Bienvenidos al Paraíso

Despiertas un día en la orilla de una playa.

Estás tumbado sobre la arena y la mar, en calma, acaricia con un suave vaivén tu cuerpo. Unas veces te empuja, como una madre temerosa que suelta las manos de su bebé para que camine por vez primera, y otras te atrae hacia ella, como queriendo evitar esa despedida, tan necesaria, para que vuelvas al lugar donde siempre has pertenecido.

Te pones de pie. 

Estás desnudo y solo. 

Como cuando naces, como cuando mueres. 

El tibio sol del amanecer comienza a calentar tu cuerpo y lo agradeces. Intentas despegar de tu piel los restos de la arena, pegajosa y húmeda, que se te adhiere con insistencia, diminutos testigos de una mar que ya te echa de menos.

Caminas, en una dirección errática, pero siempre paralelo al romper de esas lastimeras olas que te salpican, como lágrimas. No te atreves, de momento, a enfrentarte a descubrir lo que esa frondosidad verde esconde al otro lado, donde finaliza bruscamente la arena.

Dejas a tu paso las primeras huellas, restos indelebles hasta la primera marea, como la huella de cualquier criatura en este mundo donde nada es eterno.

Ves a lo lejos algo que se mueve hacia tu dirección justo en la misma línea fronteriza por la que transitas, donde la arena húmeda da firmeza a tu caminar, y te vas acercando, acelerando el paso apremiado por la curiosidad.

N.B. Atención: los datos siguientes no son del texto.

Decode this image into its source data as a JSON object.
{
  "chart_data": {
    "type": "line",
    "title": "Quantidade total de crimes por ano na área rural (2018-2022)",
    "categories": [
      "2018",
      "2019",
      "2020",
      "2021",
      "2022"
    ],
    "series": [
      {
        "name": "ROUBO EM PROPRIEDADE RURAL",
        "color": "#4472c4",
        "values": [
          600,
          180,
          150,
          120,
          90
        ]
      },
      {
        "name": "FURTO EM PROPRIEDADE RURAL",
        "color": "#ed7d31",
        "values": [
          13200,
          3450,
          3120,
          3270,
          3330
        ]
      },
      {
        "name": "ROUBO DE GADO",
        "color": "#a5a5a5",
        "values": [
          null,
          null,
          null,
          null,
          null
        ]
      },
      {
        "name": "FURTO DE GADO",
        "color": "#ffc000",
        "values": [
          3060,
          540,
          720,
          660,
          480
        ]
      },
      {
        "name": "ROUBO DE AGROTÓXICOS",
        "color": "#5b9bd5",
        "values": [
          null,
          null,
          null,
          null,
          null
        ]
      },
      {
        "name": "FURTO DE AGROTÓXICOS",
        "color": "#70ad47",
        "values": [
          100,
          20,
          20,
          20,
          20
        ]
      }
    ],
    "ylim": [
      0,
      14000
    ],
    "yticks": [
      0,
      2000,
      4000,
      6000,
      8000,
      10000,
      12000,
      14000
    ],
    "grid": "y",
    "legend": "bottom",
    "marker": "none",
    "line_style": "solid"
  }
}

Y conforme te aproximas vas descubriendo que es un cuerpo como el tuyo, pero no exactamente como el tuyo. Notas que también te está mirando mientras te acercas. A un metro escaso te detienes y os contempláis el uno al otro con la naturalidad propia de la inocencia.

Ella sonríe y tú contemplas la primera sonrisa del universo. Te das cuenta de su belleza, y con ella, descubres que tu entorno también es bello, que ya lo era antes de encontrarla, pero te parece todo totalmente distinto, aunque nada haya cambiado.

Y su aroma penetró en tu cerebro y se instaló allí para siempre. Nunca olvidarás su olor, lo sabes, aunque mil mares se enrabieten y rompan su furia contra la costa inundando el aire de salitre. Tu conciencia y tu subconsciente comprendieron la necesidad y la perfección de la diversidad del género y del sexo. Todo es natural, simple y hermoso.

Ella tendió su mano y cogió la tuya. Sentiste la calidez de su piel como una sensación nueva y a la vez tan familiar, como si fuera lo que tu piel necesitara y no lo supieras hasta ese preciso instante. Como el regreso a un hogar que nunca existió. La mar lanzó un rugido contenido, un poco por celos y otro por una mezcla de alegría y tristeza al ver cómo te alejabas definitivamente de ella.

Los dos juntos atravesáis la arena de la playa y penetráis la espesura de la selva, donde vuestro instinto os dirige. Hacia un paraíso sin reglas, sin prohibiciones estúpidas, sin condiciones, donde no hace falta ni ángeles ni demonios para explicar la naturalidad y la simpleza de la vida. Siempre habrá tiempo para que cada uno se cree los propios, pero no ahora, no es el momento.

Pero sin embargo tú, sin quererlo, encuentras una duda que te corroe por dentro. No puedes quitarte de la cabeza qué hubiese pasado si en lugar de comenzar a caminar en la dirección que tomaste hubieses elegido la otra o hubieras decidido introducirte a explorar la selva tú solo. Posiblemente no la hubieses encontrado a ella, tal vez nunca hubieseis coincidido. 

Por primera vez una sospecha y una inquietud incontrolable te produce tal escalofrío que recorre por completo tu columna vertebral. ¿Y si el destino no dependiese de tus decisiones? ¿Y si tus propias decisiones son inducidas por algo desconocido que hace que llegues a ese fin que ya estaba dispuesto para ti?

Ella notó algo de tu rigidez y apretó tu mano con un poco más de intensidad intentando transmitirte tranquilidad. 

Tú la miras, ella sonríe y toda preocupación se borra de tu mente. 

¿Quién puede resistirse ante la primera sonrisa del universo?